With respect, I think at least part of the position articulated in their submission is wrongheaded and is an example of technopanic. The Commissioner's office calls for the creation of a completely new concept of "sensitive and protected areas". These are areas that " while perhaps public, carry with them some expectation of privacy when people use them". Here's the relevant sections of the submission:

Sensitive and protected areas

From a safety perspective, operation of UAVs in crowded areas, around aerodromes, airports and heliports has already been restricted, both in Canada and many other countries. Other jurisdictions, including many in the US, have placed outright bans on usage of UAVs in certain sensitive areas where people might congregate or other aircraft might be operating – certainly until such time as sense and avoid systems are better developed and more widely deployed.

We would encourage CARAC members to give thought to exploring a similar line of reasoning with regard to privacy concerns. Residential areas, schoolyards and shelters, hospitals and prisons, places of worship and memorial sites – all come to mind as spaces which, while perhaps public, carry with them some expectation of privacy when people use them.

As with identification methods noted above, we do not here have an exhaustive list of locations in mind, nor would we recommend an outright prohibition on usage in these areas, but would ask CARAC to consider developing a best practices approach to flag certain spaces like those mentioned as privacy sensitive (places where individuals’ sense of potential intrusion is generally heightened). Just as we would anticipate organizations concerned about their own security would be alarmed by sudden increases in the use of UAVs around their property, we would expect citizens could be similarly concerned if certain spaces were encroached upon.

For a recent specific example of regulation in this context, please see guidance issued this summer by Argentina’s Data Protection Authority, and where investigative use is contemplated, you might refer to our own Office’s Guidelines on the Use of Video surveillance by Public Authorities.

One of the great characteristics of Canadian law is that it is technologically neutral. We generally focus on the mischief, rather than the instrumentality. Fraud is fraud, regardless of whether it is done with a quill, a pen, a phone or a fax machine.

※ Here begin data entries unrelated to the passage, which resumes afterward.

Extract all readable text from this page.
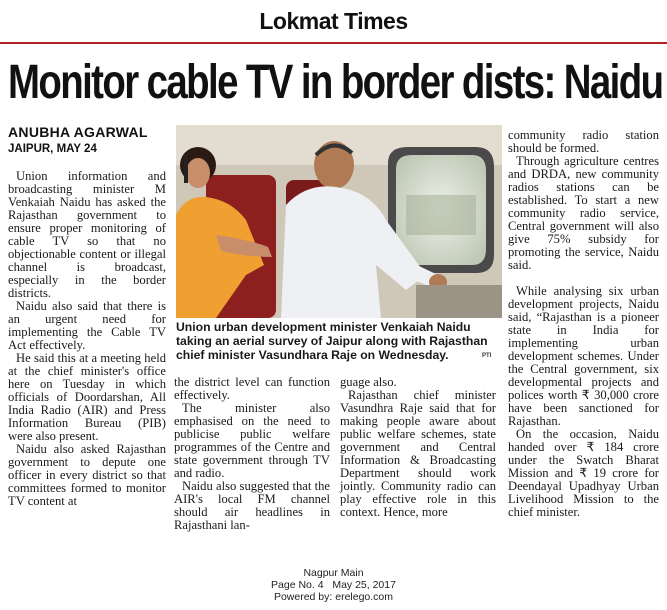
Lokmat Times
Monitor cable TV in border dists: Naidu
ANUBHA AGARWAL
JAIPUR, MAY 24

Union information and broadcasting minister M Venkaiah Naidu has asked the Rajasthan government to ensure proper monitoring of cable TV so that no objectionable content or illegal channel is broadcast, especially in the border districts.

Naidu also said that there is an urgent need for implementing the Cable TV Act effectively.

He said this at a meeting held at the chief minister's office here on Tuesday in which officials of Doordarshan, All India Radio (AIR) and Press Information Bureau (PIB) were also present.

Naidu also asked Rajasthan government to depute one officer in every district so that committees formed to monitor TV content at

Union urban development minister Venkaiah Naidu taking an aerial survey of Jaipur along with Rajasthan chief minister Vasundhara Raje on Wednesday.	PTI

the district level can function effectively.

The minister also emphasised on the need to publicise public welfare programmes of the Centre and state government through TV and radio.

Naidu also suggested that the AIR's local FM channel should air headlines in Rajasthani lan-

guage also.

Rajasthan chief minister Vasundhra Raje said that for making people aware about public welfare schemes, state government and Central Information & Broadcasting Department should work jointly. Community radio can play effective role in this context. Hence, more

community radio station should be formed.

Through agriculture centres and DRDA, new community radios stations can be established. To start a new community radio service, Central government will also give 75% subsidy for promoting the service, Naidu said.

While analysing six urban development projects, Naidu said, “Rajasthan is a pioneer state in India for implementing urban development schemes. Under the Central government, six developmental projects and polices worth ₹ 30,000 crore have been sanctioned for Rajasthan.

On the occasion, Naidu handed over ₹ 184 crore under the Swatch Bharat Mission and ₹ 19 crore for Deendayal Upadhyay Urban Livelihood Mission to the chief minister.

Nagpur Main
Page No. 4   May 25, 2017
Powered by: erelego.com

While we may get excited about new technologies, we don't legislate about them specifically unless there really is a need to do so or a clear gap in the law.

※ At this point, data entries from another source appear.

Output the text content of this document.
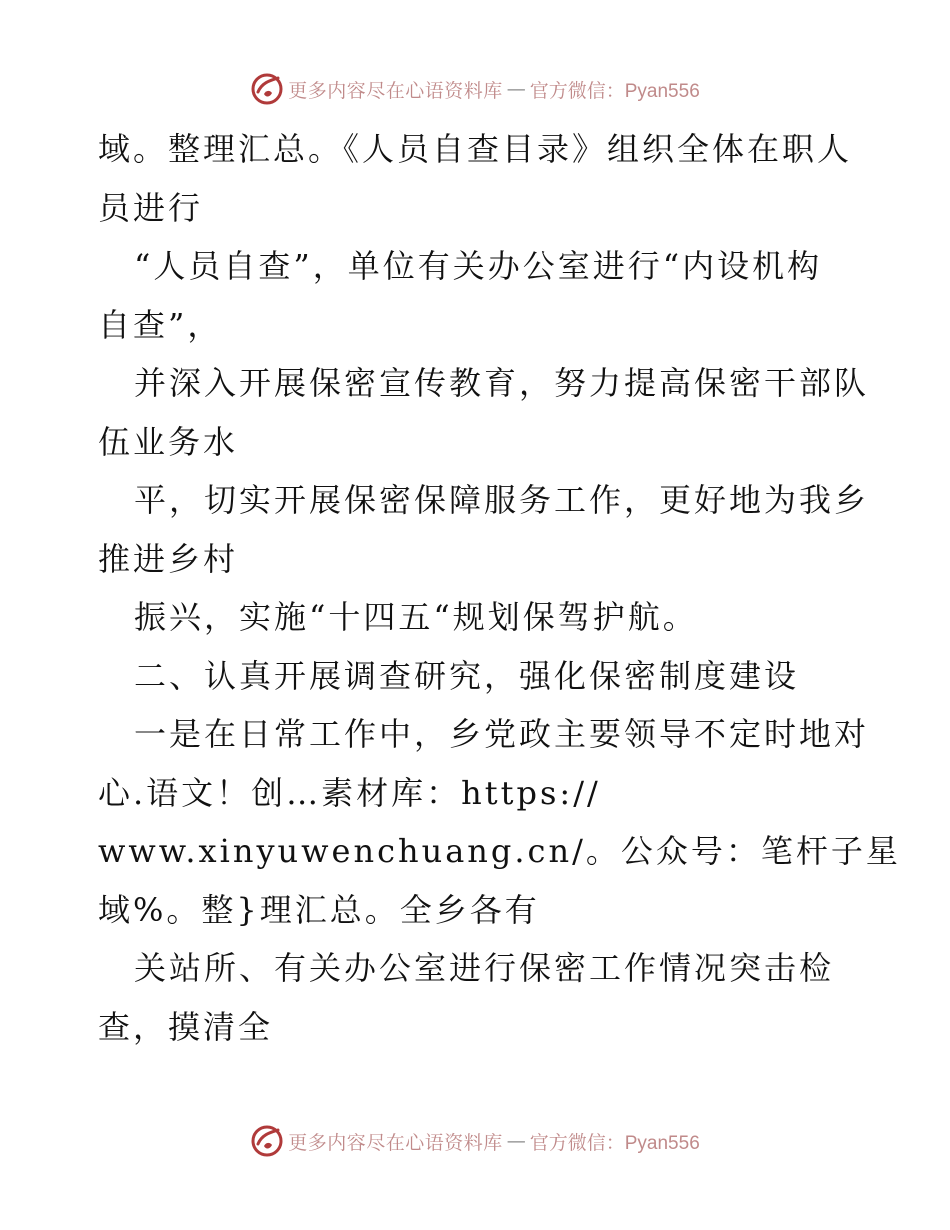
更多内容尽在心语资料库 — 官方微信：Pyan556
域。整理汇总。《人员自查目录》组织全体在职人
员进行
“人员自查”，单位有关办公室进行“内设机构
自查”，
并深入开展保密宣传教育，努力提高保密干部队
伍业务水
平，切实开展保密保障服务工作，更好地为我乡
推进乡村
振兴，实施“十四五“规划保驾护航。
二、认真开展调查研究，强化保密制度建设
一是在日常工作中，乡党政主要领导不定时地对
心.语文！创…素材库：https://
www.xinyuwenchuang.cn/。公众号：笔杆子星
域%。整}理汇总。全乡各有
关站所、有关办公室进行保密工作情况突击检
查，摸清全
更多内容尽在心语资料库 — 官方微信：Pyan556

With "sensitive and protected areas", we are still talking about public spaces. Is there any difference between taking a photo in a residential area with a DSLR or with a drone? I have a 300mm lens for my Nikon D90 and any law that said I couldn't use it to take photos in the park down the street would be unconstitutional. My drone has a 20mm wide angle. A military predator drone can do much better than anyone's civilian digital camera. If there is a problem with people taking photos in parks or residential areas, make a law that deals with photos in residential areas or parks. And any law would have to apply to me in the same what that it applies to a TV news crew. (And then see whether it survives a Charter challenge.) It should not matter what technology you use to do that. If the problem is the effect, focus on the effect. Not on the shiny new technology that you think may be creepy.

Everyone who uses these devices needs to follow all relevant laws, which include privacy laws. And that covers it.

If you want more about this, I just gave a presentation at the Unmanned Systems Canada 2015 conference on privacy law and drones and will be speaking at the Canadian Media Lawyers Association - Ad Idem conference on privacy and drones.